Now, as for the author. Through a fluke I discovered that “John D. Revere” was actually a black author named Hal Bennett (1930-2004), whose biggest success came in the early 1970s with a handful of literary novels about the African-American experience. You won’t be surprised to know that his novels featured an exaggerated focus on explicit sex, to the point where critics either complained about the excess or figured that Bennett was going for satire. It would seem that the latter was the case, particularly for 1970’s Lord of Dark Places, “a satirical and all but scatological attack on the phallic myth,” per one critic.

Knowing this, it’s clear that Hal Bennett was using the Justin Perry series as a way to do the exact same thing, only in this case over the course of five volumes in the men’s adventure genre. This alone is enough for me to place Justin Perry in a high status; the only other series I know of where the author tried something similar would be The Enforcer, which Andrew Sugar used as a platform for his Objectivist/Libertarian views, and The Mind Masters, which John F. Rossmann/Ian Ross used to promulgate his parasychology views and mind control paranoia. Indeed the latter series is closest in spirit to Justin Perry; both works seem to come from a disturbed mind.
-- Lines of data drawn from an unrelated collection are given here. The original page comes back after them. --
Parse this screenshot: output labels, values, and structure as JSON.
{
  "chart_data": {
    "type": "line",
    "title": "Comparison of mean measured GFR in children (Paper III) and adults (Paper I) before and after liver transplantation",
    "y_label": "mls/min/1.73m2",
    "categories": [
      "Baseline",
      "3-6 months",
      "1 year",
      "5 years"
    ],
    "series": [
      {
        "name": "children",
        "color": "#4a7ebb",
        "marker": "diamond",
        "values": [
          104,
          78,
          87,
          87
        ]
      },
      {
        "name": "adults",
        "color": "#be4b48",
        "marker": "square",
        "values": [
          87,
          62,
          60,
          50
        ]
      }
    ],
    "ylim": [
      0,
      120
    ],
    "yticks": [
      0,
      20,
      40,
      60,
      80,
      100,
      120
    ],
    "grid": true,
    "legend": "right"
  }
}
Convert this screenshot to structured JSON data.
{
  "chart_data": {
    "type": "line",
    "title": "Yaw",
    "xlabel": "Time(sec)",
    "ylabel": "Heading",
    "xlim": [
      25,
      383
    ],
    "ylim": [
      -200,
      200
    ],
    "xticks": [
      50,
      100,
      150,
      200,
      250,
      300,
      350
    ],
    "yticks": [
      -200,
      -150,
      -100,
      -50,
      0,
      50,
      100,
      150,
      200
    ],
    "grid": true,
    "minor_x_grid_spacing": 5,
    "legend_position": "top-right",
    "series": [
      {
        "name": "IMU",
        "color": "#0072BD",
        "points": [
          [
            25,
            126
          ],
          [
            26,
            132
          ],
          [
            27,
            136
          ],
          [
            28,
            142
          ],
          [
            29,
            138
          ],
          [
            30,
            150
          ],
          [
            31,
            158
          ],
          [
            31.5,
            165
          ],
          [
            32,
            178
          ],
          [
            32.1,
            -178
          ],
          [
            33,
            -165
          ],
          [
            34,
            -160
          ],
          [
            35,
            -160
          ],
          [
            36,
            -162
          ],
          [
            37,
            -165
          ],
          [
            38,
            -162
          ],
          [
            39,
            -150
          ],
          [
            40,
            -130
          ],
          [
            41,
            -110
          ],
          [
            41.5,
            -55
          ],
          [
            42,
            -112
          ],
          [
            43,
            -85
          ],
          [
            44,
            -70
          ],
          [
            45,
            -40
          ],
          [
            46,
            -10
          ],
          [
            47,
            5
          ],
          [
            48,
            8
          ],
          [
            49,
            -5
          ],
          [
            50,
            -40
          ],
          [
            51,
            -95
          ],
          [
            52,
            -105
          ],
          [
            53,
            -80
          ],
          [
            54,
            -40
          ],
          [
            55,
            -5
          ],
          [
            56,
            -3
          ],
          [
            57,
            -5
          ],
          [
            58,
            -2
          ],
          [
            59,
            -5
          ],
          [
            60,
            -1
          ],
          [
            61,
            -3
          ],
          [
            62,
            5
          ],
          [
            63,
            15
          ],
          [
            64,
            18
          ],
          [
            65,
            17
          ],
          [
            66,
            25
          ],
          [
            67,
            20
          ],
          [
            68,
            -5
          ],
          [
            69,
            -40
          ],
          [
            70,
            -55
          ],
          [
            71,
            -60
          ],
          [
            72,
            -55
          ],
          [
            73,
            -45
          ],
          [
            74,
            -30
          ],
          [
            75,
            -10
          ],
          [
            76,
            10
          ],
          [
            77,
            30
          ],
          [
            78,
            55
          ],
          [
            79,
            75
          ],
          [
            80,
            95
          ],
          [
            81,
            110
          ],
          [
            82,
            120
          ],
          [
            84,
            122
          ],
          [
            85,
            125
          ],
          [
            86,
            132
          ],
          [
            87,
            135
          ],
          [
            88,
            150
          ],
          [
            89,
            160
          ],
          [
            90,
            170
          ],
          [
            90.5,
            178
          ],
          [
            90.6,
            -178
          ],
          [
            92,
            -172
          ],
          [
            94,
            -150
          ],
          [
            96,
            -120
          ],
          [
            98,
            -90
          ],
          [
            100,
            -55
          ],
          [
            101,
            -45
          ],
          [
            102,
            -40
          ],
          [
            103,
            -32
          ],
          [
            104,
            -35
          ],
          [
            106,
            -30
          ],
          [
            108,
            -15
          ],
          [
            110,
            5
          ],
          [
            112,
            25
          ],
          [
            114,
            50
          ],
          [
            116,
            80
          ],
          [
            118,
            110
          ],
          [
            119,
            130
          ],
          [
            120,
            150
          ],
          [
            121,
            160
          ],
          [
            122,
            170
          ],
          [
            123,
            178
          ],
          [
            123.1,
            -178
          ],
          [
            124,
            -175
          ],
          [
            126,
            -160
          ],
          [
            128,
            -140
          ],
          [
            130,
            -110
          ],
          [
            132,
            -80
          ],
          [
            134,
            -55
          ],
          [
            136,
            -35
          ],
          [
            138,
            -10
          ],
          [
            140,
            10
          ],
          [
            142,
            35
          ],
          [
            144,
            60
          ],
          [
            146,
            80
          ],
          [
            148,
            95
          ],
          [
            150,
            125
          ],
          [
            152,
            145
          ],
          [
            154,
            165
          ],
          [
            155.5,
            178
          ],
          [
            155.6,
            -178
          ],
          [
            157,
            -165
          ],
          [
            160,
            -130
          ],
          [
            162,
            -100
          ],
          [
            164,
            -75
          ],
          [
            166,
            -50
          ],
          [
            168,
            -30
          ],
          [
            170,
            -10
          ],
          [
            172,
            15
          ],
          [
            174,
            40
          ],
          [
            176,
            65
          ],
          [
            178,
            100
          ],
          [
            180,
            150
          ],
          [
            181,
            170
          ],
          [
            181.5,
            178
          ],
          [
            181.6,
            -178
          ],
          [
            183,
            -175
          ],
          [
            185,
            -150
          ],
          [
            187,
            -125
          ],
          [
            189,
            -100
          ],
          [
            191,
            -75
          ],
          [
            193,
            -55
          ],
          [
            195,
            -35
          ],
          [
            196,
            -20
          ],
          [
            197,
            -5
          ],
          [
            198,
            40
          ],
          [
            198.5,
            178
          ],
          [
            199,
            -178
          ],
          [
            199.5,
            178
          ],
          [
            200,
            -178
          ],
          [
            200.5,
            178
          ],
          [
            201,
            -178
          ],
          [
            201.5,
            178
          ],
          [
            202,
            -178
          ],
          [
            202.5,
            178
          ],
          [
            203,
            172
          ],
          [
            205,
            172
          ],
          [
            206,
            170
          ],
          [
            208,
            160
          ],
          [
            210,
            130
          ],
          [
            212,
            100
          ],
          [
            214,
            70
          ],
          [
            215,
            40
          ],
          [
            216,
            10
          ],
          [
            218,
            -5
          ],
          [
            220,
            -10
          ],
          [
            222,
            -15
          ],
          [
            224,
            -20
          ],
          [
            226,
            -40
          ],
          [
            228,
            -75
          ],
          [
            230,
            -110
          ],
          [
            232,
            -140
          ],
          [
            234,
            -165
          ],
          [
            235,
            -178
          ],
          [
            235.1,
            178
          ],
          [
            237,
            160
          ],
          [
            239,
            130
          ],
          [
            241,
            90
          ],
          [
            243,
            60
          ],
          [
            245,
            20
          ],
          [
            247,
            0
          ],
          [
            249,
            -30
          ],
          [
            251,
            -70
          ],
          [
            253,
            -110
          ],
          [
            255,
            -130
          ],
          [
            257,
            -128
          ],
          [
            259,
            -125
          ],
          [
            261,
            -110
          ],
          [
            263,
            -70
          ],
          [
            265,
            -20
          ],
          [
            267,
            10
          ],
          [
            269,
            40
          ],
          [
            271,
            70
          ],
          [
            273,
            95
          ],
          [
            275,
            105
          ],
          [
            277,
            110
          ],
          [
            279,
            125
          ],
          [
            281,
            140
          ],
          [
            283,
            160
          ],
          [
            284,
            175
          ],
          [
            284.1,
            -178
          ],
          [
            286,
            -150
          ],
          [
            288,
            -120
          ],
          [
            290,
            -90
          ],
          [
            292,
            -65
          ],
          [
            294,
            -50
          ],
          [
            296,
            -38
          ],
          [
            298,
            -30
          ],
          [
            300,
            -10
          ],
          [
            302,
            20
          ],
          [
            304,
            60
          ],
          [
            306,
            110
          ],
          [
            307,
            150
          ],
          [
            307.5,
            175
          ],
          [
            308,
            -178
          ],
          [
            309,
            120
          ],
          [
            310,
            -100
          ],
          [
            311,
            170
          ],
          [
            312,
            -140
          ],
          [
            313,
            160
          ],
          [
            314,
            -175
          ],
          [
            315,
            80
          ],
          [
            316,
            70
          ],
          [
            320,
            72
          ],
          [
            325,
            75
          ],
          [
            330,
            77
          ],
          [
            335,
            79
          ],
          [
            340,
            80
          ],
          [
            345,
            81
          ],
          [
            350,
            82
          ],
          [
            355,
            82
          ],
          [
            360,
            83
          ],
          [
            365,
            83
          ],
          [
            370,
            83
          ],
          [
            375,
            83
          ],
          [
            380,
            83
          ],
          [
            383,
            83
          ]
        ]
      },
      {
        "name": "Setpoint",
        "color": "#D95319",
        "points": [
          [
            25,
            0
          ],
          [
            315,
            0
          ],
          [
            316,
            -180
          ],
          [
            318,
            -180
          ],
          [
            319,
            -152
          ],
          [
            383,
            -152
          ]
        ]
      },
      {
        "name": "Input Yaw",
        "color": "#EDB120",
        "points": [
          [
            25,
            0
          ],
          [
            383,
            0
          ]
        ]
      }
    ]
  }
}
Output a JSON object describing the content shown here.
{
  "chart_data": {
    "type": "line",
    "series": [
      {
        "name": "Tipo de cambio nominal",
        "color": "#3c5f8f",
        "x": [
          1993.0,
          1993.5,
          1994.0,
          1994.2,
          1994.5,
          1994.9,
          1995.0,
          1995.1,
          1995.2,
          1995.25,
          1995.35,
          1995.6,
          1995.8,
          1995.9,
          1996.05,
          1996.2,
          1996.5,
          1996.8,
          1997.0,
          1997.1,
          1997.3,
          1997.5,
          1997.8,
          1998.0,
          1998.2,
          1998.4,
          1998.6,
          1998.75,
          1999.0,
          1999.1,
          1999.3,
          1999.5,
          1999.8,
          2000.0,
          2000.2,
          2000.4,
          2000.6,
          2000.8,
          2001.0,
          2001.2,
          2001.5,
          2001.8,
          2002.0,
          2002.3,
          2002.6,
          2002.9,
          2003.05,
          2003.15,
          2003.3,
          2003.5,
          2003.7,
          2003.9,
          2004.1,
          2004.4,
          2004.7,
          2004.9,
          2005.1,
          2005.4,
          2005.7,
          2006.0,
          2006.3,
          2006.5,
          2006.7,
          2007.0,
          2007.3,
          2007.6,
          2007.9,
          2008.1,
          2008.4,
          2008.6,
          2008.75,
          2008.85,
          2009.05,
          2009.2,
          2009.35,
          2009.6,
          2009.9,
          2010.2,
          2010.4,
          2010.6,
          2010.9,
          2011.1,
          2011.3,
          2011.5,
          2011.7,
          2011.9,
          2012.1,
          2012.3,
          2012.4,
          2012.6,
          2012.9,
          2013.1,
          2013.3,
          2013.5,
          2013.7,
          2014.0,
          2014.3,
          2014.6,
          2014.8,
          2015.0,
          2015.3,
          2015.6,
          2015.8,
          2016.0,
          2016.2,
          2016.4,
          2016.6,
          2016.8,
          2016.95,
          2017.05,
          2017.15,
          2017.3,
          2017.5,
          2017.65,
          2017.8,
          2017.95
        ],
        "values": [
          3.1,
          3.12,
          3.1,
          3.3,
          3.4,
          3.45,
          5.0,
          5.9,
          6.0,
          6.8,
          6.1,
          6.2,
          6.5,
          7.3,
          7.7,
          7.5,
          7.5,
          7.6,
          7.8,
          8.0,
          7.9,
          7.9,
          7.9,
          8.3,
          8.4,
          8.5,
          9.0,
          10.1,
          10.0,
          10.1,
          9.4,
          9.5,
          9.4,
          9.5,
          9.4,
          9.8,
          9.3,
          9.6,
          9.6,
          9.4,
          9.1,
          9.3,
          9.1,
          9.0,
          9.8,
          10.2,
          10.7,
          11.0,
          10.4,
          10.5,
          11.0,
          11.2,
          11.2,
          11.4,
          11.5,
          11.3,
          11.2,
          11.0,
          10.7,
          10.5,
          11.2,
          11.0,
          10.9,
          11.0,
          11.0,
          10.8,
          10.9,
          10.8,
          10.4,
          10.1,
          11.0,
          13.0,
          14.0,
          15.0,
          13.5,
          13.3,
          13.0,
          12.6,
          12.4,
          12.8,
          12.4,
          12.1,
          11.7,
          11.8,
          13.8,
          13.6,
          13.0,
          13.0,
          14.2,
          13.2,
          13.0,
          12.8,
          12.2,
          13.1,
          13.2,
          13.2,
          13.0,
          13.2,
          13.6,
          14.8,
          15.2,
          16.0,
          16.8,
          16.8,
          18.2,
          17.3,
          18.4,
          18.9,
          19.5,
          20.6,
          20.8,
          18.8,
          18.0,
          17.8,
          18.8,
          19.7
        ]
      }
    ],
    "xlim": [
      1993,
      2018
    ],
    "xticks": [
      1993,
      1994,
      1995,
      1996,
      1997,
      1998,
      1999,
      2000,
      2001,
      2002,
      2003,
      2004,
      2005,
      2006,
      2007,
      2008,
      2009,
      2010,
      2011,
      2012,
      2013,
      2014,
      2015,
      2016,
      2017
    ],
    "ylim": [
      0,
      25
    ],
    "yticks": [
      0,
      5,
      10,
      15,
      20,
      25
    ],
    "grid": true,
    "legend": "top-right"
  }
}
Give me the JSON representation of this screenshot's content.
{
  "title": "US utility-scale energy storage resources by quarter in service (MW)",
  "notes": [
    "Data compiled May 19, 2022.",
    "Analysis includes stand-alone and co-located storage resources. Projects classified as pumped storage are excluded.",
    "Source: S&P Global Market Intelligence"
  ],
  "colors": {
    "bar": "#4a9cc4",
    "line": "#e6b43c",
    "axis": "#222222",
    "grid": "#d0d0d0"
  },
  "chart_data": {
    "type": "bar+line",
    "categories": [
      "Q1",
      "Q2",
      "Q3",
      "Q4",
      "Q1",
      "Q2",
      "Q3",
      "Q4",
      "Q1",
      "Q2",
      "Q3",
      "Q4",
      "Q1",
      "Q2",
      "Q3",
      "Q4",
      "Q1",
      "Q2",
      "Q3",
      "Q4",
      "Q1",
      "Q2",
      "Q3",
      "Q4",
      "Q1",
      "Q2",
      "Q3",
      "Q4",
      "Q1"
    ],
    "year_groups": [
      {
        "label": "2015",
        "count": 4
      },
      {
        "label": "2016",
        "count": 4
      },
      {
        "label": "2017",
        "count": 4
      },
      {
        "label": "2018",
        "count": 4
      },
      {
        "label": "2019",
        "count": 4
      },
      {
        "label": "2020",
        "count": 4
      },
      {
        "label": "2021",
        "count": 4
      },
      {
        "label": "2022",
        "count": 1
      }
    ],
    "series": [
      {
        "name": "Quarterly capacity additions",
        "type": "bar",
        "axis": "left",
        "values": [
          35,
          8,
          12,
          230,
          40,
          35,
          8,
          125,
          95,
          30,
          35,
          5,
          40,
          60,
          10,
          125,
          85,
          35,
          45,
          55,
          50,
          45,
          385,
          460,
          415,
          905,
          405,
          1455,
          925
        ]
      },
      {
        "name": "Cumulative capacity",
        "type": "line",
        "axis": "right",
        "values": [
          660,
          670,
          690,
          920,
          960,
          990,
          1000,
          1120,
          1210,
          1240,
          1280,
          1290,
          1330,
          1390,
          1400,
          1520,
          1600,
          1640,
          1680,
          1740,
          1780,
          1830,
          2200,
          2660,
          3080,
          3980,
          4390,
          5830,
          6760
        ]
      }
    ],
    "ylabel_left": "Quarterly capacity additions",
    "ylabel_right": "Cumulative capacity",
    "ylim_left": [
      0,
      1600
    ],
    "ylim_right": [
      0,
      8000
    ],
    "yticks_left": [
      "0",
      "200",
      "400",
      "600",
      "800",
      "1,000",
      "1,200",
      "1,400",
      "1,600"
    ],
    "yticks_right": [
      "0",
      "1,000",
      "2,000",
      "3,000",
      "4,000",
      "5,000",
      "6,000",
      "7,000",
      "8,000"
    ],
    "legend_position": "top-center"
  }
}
The parody/satire element extends to the few scenes in the novel with black characters. There are only two of them in Stud Service, a pair of black guards who work for the Halley Society. Bennett refers to this duo as “big blacks,” “negroes,” and even “bucks,” and plays up their animal-like nature. It seems like just another indication of the author’s spoofing of the action genre, playing up to the “jungle savage” stereotype that would threaten the white protagonists of pulp. And of course there’s old Willie, the black man who taught young Justin Perry to steal watermelons.

So it seems to me then that there’s an actual point to all of the disturbed stuff, and that Hal Bennett was trying to lampoon the cliched image of the studly white James Bond-esque man of adventure in his Justin Perry series, the same as he spoofed the superstud “black phallus” cliché in his novels of the 1970s. Personally this really gets my respect – I love to see when something different is done to a genre, and damn this is different. I mean, we have here the bizarre, disturbing sex-filled adventures of a unibrowed white American assassin who gets off on murder, as written by a black author.

And also quite clearly with this installment Justin Perry’s adventures came to a definite (and no doubt planned from the beginning) close, but I’m going to go back and start reading from the first volume, because something as twisted and strange as this series needs to be read and appreciated.